So far in 2016 I have felt a little stuck- in writing, in getting a routine, just in general really. I think of it as a holiday hangover, coming off the heels of excess and extended vacation. I had the pleasure of enjoying both Jason and Jesse home for 2 weeks and just got plain lazy without having any structure. And now that everyone has gotten back to their “regularly scheduled programming” I’m sputtering a little.
“Be an adult” I chide myself, and then whine to Jason about how parenting is so hard! I get overwhelmed having to get back to schedules and chauffeuring and running errands and just everything that life requires of me right now.
And yet, when the thoughts of incompetence and “not enough” creep in, I look up at the vast expanse of blue sky and I am instantly comforted. My eyes scan across the global dome and I feel so small all of a sudden. I think about how big God is, especially in comparison to the stresses of my day. The dizzying thoughts of the to-do list falls away and the tension in my shoulders relaxes a bit.
The sky becomes God’s banner of love over me. It takes my breath away and helps me breathe at the same time. Deep. Slow. Exhale.
The Lord uses His creation to display Himself, His character.
“The heavens declare the glory of God, and the sky above proclaims His handiwork.
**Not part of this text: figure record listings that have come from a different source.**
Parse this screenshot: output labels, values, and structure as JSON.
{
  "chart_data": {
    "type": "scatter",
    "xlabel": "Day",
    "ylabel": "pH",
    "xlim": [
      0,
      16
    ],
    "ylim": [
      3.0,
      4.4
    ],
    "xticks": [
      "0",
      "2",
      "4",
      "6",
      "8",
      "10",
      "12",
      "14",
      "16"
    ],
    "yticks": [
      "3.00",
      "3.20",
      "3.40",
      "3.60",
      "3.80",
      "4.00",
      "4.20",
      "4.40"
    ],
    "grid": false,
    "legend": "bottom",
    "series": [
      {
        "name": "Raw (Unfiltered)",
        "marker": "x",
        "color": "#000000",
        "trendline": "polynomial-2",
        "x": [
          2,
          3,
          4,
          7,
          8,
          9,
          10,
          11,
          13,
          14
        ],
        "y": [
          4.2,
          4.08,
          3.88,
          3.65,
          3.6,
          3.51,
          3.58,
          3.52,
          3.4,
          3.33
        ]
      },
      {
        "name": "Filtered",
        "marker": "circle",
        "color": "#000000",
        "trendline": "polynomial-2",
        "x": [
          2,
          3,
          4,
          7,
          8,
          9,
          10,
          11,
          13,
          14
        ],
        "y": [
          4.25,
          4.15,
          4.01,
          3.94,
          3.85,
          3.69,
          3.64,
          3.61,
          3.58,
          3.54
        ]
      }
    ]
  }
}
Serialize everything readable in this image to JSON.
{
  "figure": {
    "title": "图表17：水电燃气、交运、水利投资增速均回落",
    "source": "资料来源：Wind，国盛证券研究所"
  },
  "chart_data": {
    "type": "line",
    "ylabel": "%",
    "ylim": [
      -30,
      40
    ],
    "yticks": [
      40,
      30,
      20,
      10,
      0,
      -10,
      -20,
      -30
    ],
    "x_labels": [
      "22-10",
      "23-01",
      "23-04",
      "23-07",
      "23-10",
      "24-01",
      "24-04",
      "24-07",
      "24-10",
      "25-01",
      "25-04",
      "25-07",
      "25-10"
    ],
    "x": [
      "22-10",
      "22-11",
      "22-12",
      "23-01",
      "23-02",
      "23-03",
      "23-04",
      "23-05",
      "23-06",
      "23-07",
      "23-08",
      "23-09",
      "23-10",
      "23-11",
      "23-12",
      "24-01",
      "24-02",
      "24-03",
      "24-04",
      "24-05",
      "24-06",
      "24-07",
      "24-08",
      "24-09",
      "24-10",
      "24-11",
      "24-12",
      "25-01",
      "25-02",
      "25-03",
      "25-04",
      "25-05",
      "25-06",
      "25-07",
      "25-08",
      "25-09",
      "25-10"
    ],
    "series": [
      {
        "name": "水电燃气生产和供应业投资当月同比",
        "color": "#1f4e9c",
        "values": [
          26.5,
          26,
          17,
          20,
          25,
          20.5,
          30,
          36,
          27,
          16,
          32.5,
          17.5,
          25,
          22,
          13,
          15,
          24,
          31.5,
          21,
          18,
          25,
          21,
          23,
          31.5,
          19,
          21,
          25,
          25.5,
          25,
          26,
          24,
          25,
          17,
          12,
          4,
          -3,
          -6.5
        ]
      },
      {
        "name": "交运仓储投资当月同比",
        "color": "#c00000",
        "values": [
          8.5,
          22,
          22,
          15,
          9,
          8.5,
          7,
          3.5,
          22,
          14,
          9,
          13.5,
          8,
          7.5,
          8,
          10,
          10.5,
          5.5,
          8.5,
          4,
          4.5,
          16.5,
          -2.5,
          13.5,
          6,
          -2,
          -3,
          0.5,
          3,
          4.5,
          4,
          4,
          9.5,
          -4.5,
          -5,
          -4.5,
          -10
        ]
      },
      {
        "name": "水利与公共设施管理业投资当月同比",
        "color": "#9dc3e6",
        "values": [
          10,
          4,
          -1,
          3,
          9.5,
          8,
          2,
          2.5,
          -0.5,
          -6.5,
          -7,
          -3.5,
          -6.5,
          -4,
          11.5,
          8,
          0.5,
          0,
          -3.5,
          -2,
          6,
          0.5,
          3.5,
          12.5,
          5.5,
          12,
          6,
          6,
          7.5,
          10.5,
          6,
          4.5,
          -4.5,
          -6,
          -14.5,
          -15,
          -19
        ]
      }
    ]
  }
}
Day to day pours out speech, and night to night reveals knowledge.” (Psalm 19:1-2 ESV)
In those moments of marveling upward I am reminded of Who is always in control. My Father is the Painter of the skies and the Keeper of heavenly lights. I often use the truth phrase: ‘God is Good and God is Sovereign’ to preach to myself. It’s simple but it helps realign my head and my heart so I don’t fall into complete despair and anxiety.
Whether the Lord uses His paintbrush to make wispy, thin clouds against the ocean blue backdrop, or create a stunning sunset of fire pink layered in blazing shades of orange and dark magenta, He demonstrates beautiful grace. My Father whispers, “There is a new day ahead. I am in control of all things and have your good in mind to glorify Myself. I love you endlessly.” Sweet grace.
The grace of God that never runs out is what keeps me going. From a cold and barren winter that slowly emerges into new life come spring, to each blanketed night that transforms into a bright fresh morning, to the very breath and heartbeat I have, they all come from His Hand, His faithfulness. God the Father lavished His love on us in the most profound way by sacrificing His Son in our place. That is redemptive grace at work. It is something I never get tired of and keep coming back to again and again. Meditating on God’s grace leads to gratitude, which promotes worship and ushers us into awe of our Creator God:
“Lift your eyes and look to the heavens: Who created all these? He who brings out the starry host one by one, and calls them each by name. Because of His great power and mighty strength, not one of them is missing.” (Isaiah 40:26 NIV)
God is God over the minute and the magnificent. So when you feel that your burdens are too heavy and the world presses in suffocating your last glimmer of hope, take heart. The God we serve will never “grow tired or weary, and His understanding no one can fathom. He gives strength to the weary and increases the power of the weak” (Isaiah 40:28-29 NIV).
He will gather you in His arms and carry you through so that the beating of your heart matches His own. You are His. Beloved. That is generous grace overflowing. We are Sons and Daughters of the King and we are seen by our God- our hurts, our struggles, our joys and even our sins- and yet, oh how He loves us still! Praise God for His grace upon grace.